I’ve experienced the CONtrol from an abusive relationship first hand.  It was classic abuse — cooercive, conning, cunning.   In my case, I wasn’t even safe at work.

Love has no list.

1 Corinthians 13:4–8a
Love is patient, love is kind and is not jealous; love does not brag and is not arrogant, does not act unbecomingly; it does not seek its own, is not provoked, does not take into account a wrong suffered, does not rejoice in unrighteousness, but rejoices with the truth; bears all things, believes all things, hopes all things, endures all things. Love never fails.

Humane vs Human Society

May 2011, I adopted an orange tabby cat from the Humane Society.  My new tabby was chosen for his circumstance, name (eventually changed), color and researched disposition.  I  needed a new companion that wouldn’t “bark at me” morning, afternoon, night! Or pounce me . . . and hurt me.  When I brought my new companion home in a cardboard box, I already had his safe place chosen.   There were lots of boxes to explore, things to jump on, but more importantly, there were places he could hide and feel safe.    My new furry friend was gaining freedom. He needed to learn to trust again.   We had allot in common.

 

I had been trying to find respite out of town from the DV spouse. Upon returning, my employee noticed two weeks in a row, that the cat had relieved himself week #1  carpet, week #2 the couch.  “Someone” closed the basement door.  We quickly put 2+2 together to realize that he was purposely kept from using the litter box.  Of course, I left it open for him to access his food, drink, and litter box.

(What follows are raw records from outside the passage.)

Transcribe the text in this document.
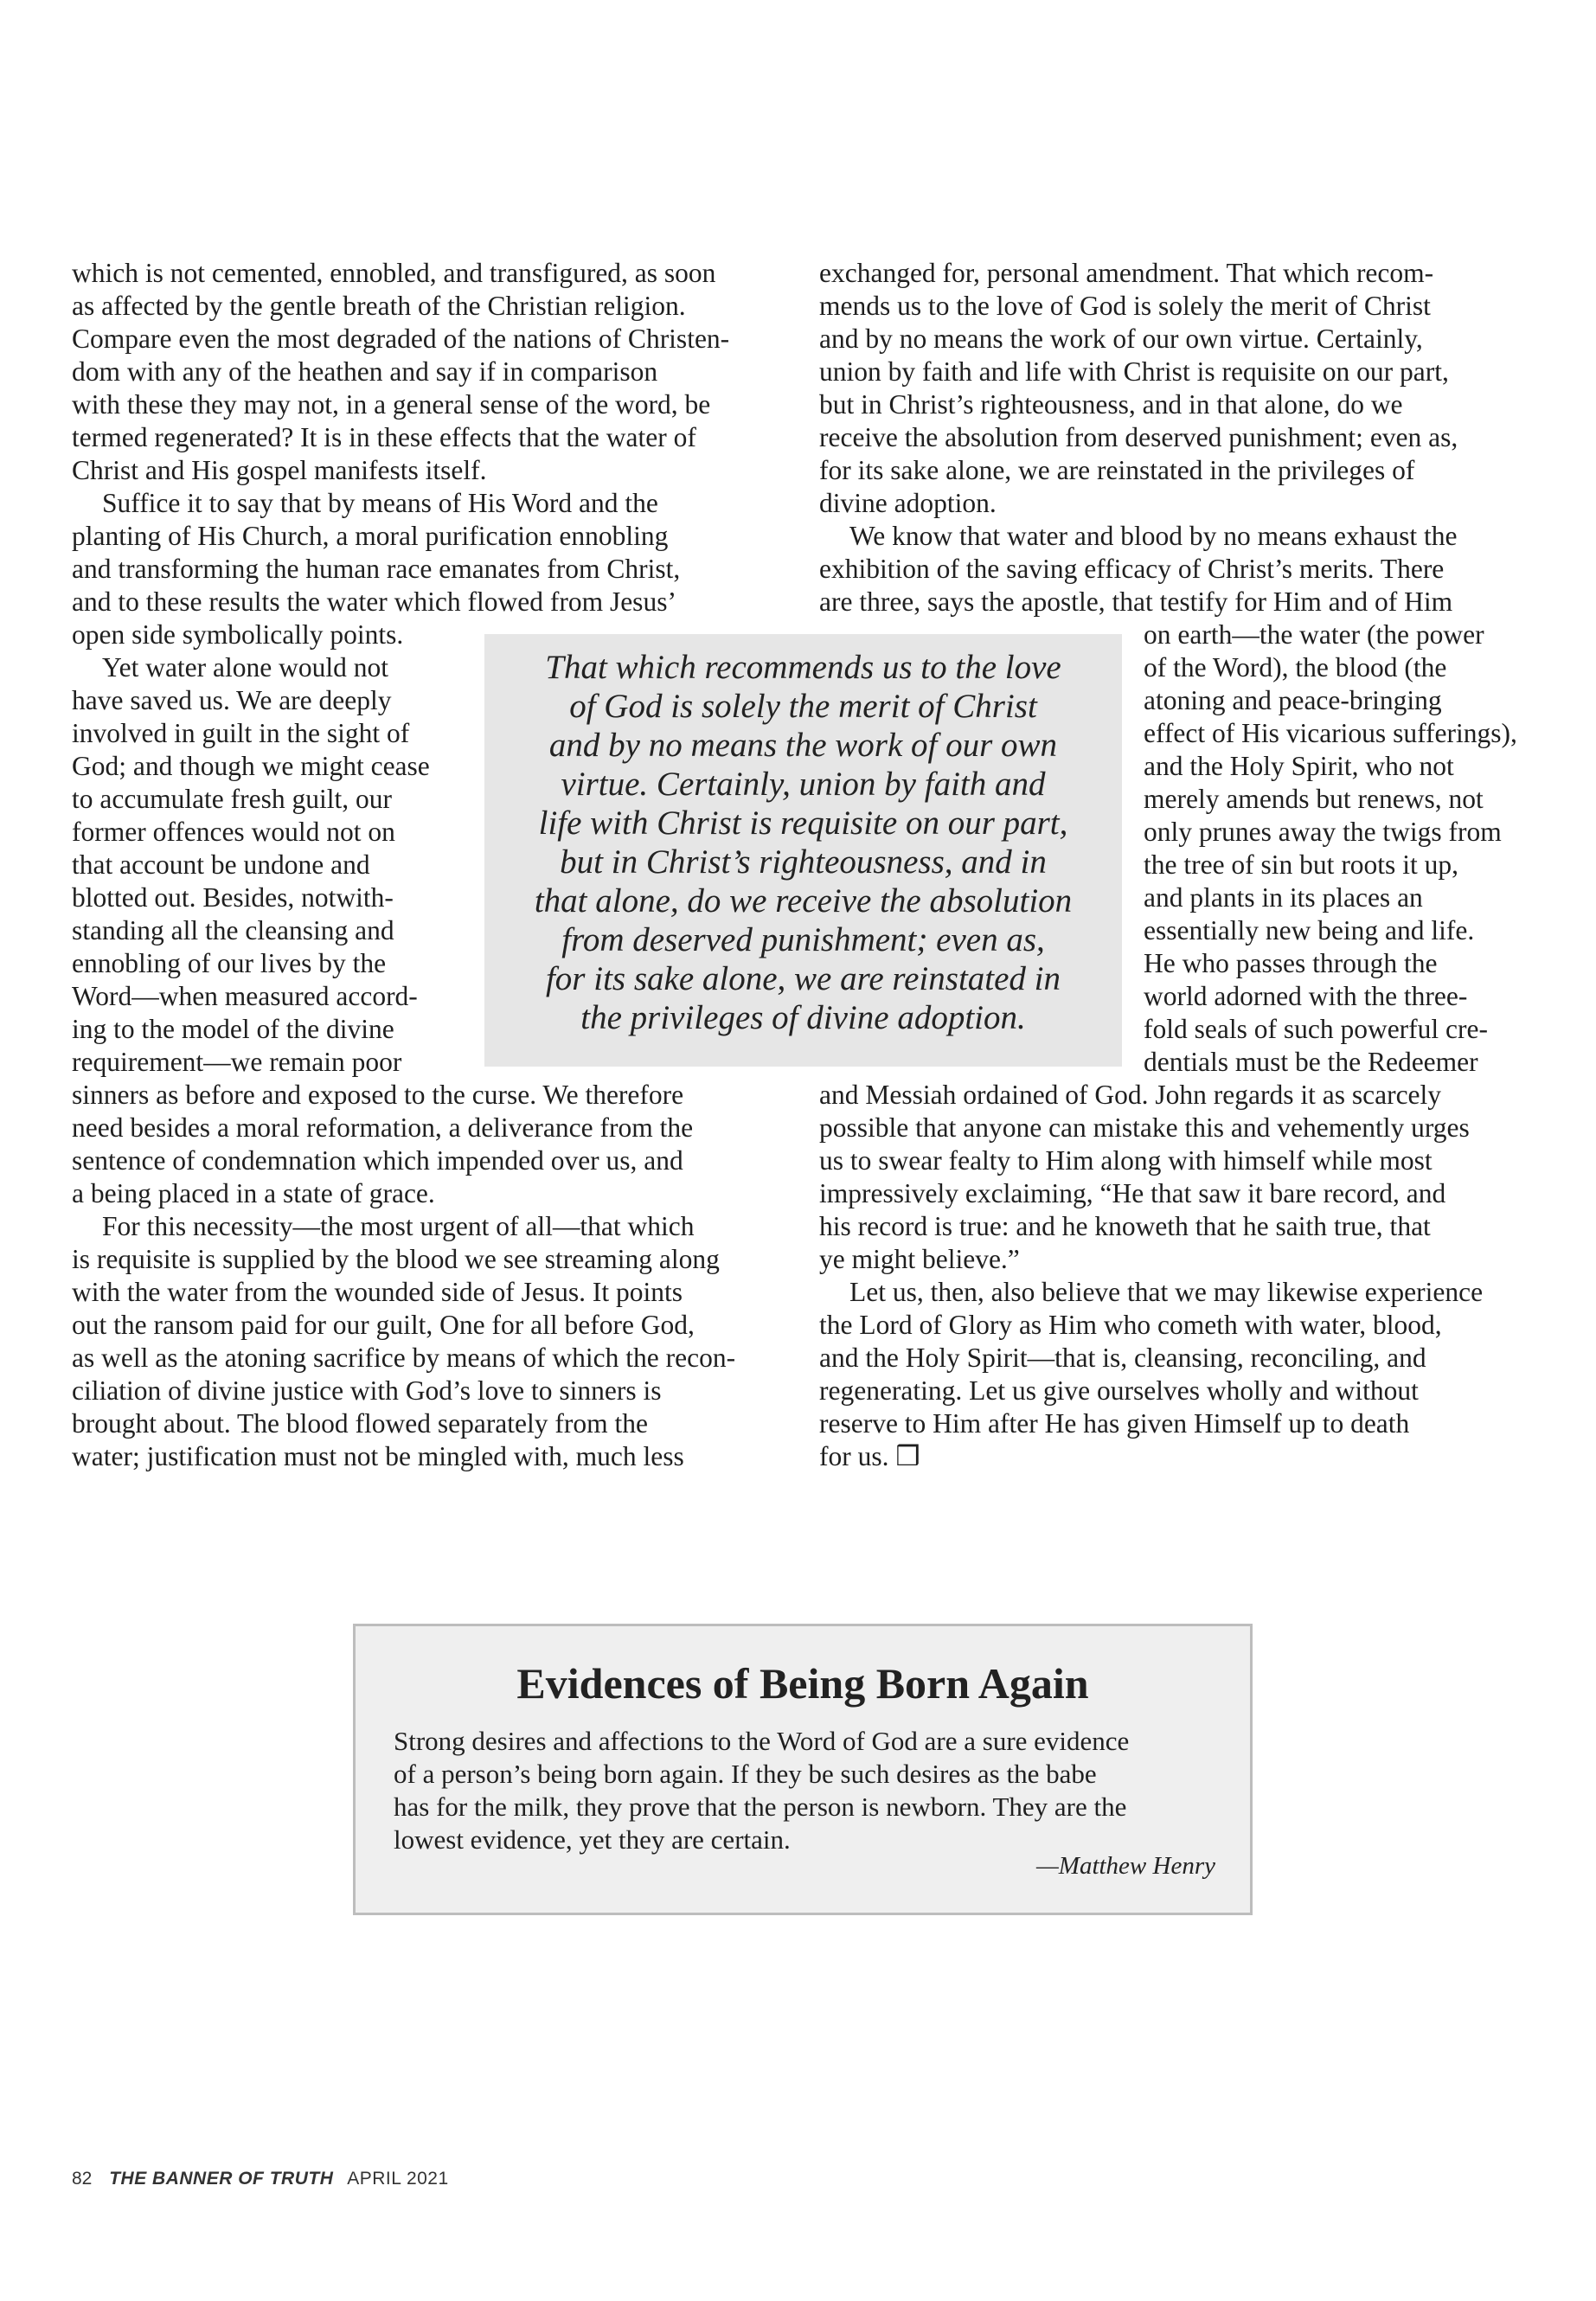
which is not cemented, ennobled, and transfigured, as soon

as affected by the gentle breath of the Christian religion.

Compare even the most degraded of the nations of Christen-

dom with any of the heathen and say if in comparison

with these they may not, in a general sense of the word, be

termed regenerated? It is in these effects that the water of

Christ and His gospel manifests itself.

Suffice it to say that by means of His Word and the

planting of His Church, a moral purification ennobling

and transforming the human race emanates from Christ,

and to these results the water which flowed from Jesus’

open side symbolically points.

Yet water alone would not

have saved us. We are deeply

involved in guilt in the sight of

God; and though we might cease

to accumulate fresh guilt, our

former offences would not on

that account be undone and

blotted out. Besides, notwith-

standing all the cleansing and

ennobling of our lives by the

Word—when measured accord-

ing to the model of the divine

requirement—we remain poor

sinners as before and exposed to the curse. We therefore

need besides a moral reformation, a deliverance from the

sentence of condemnation which impended over us, and

a being placed in a state of grace.

For this necessity—the most urgent of all—that which

is requisite is supplied by the blood we see streaming along

with the water from the wounded side of Jesus. It points

out the ransom paid for our guilt, One for all before God,

as well as the atoning sacrifice by means of which the recon-

ciliation of divine justice with God’s love to sinners is

brought about. The blood flowed separately from the

water; justification must not be mingled with, much less

exchanged for, personal amendment. That which recom-

mends us to the love of God is solely the merit of Christ

and by no means the work of our own virtue. Certainly,

union by faith and life with Christ is requisite on our part,

but in Christ’s righteousness, and in that alone, do we

receive the absolution from deserved punishment; even as,

for its sake alone, we are reinstated in the privileges of

divine adoption.

We know that water and blood by no means exhaust the

exhibition of the saving efficacy of Christ’s merits. There

are three, says the apostle, that testify for Him and of Him

on earth—the water (the power

of the Word), the blood (the

atoning and peace-bringing

effect of His vicarious sufferings),

and the Holy Spirit, who not

merely amends but renews, not

only prunes away the twigs from

the tree of sin but roots it up,

and plants in its places an

essentially new being and life.

He who passes through the

world adorned with the three-

fold seals of such powerful cre-

dentials must be the Redeemer

and Messiah ordained of God. John regards it as scarcely

possible that anyone can mistake this and vehemently urges

us to swear fealty to Him along with himself while most

impressively exclaiming, “He that saw it bare record, and

his record is true: and he knoweth that he saith true, that

ye might believe.”

Let us, then, also believe that we may likewise experience

the Lord of Glory as Him who cometh with water, blood,

and the Holy Spirit—that is, cleansing, reconciling, and

regenerating. Let us give ourselves wholly and without

reserve to Him after He has given Himself up to death

for us. ❒

That which recommends us to the love

of God is solely the merit of Christ

and by no means the work of our own

virtue. Certainly, union by faith and

life with Christ is requisite on our part,

but in Christ’s righteousness, and in

that alone, do we receive the absolution

from deserved punishment; even as,

for its sake alone, we are reinstated in

the privileges of divine adoption.

Evidences of Being Born Again

Strong desires and affections to the Word of God are a sure evidence

of a person’s being born again. If they be such desires as the babe

has for the milk, they prove that the person is newborn. They are the

lowest evidence, yet they are certain.

—Matthew Henry

82 THE BANNER OF TRUTH APRIL 2021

Always receiving concern and compassion from patrons at work, one lesson night I mentioned to a 15 year old student that my cat had been denied access to his litter box.  In a split second, he remarked “that’s animal cruelty!” .   I agreed, but mentioned that my elderly mother had been locked out of the household bathroom for months, and — NO ONE — seemed to question that action. Concern for a cat overshadowed the bizarre treatment of an 82 year old woman.

The emotional, mental, financial and physical abuse I endured for years — severely in the last two years — was minimized, overlooked.     Even all the provable and documented offenses have been dismissed by legal counsel — some of which were perpetrated by the neighboring, vindictive defendant’s counsel.  I was able to evacuate my home physically unharmed, cat in bag, employee got in his father’s car.   But such extreme dichotomy of response is incomprehensible.

When I made my final evacuation, I removed the brass headstone that marked the burial plot for my beloved buddy Leo, artist model.   I can anticipate many years with my new companion, Carmel, the comfort cat.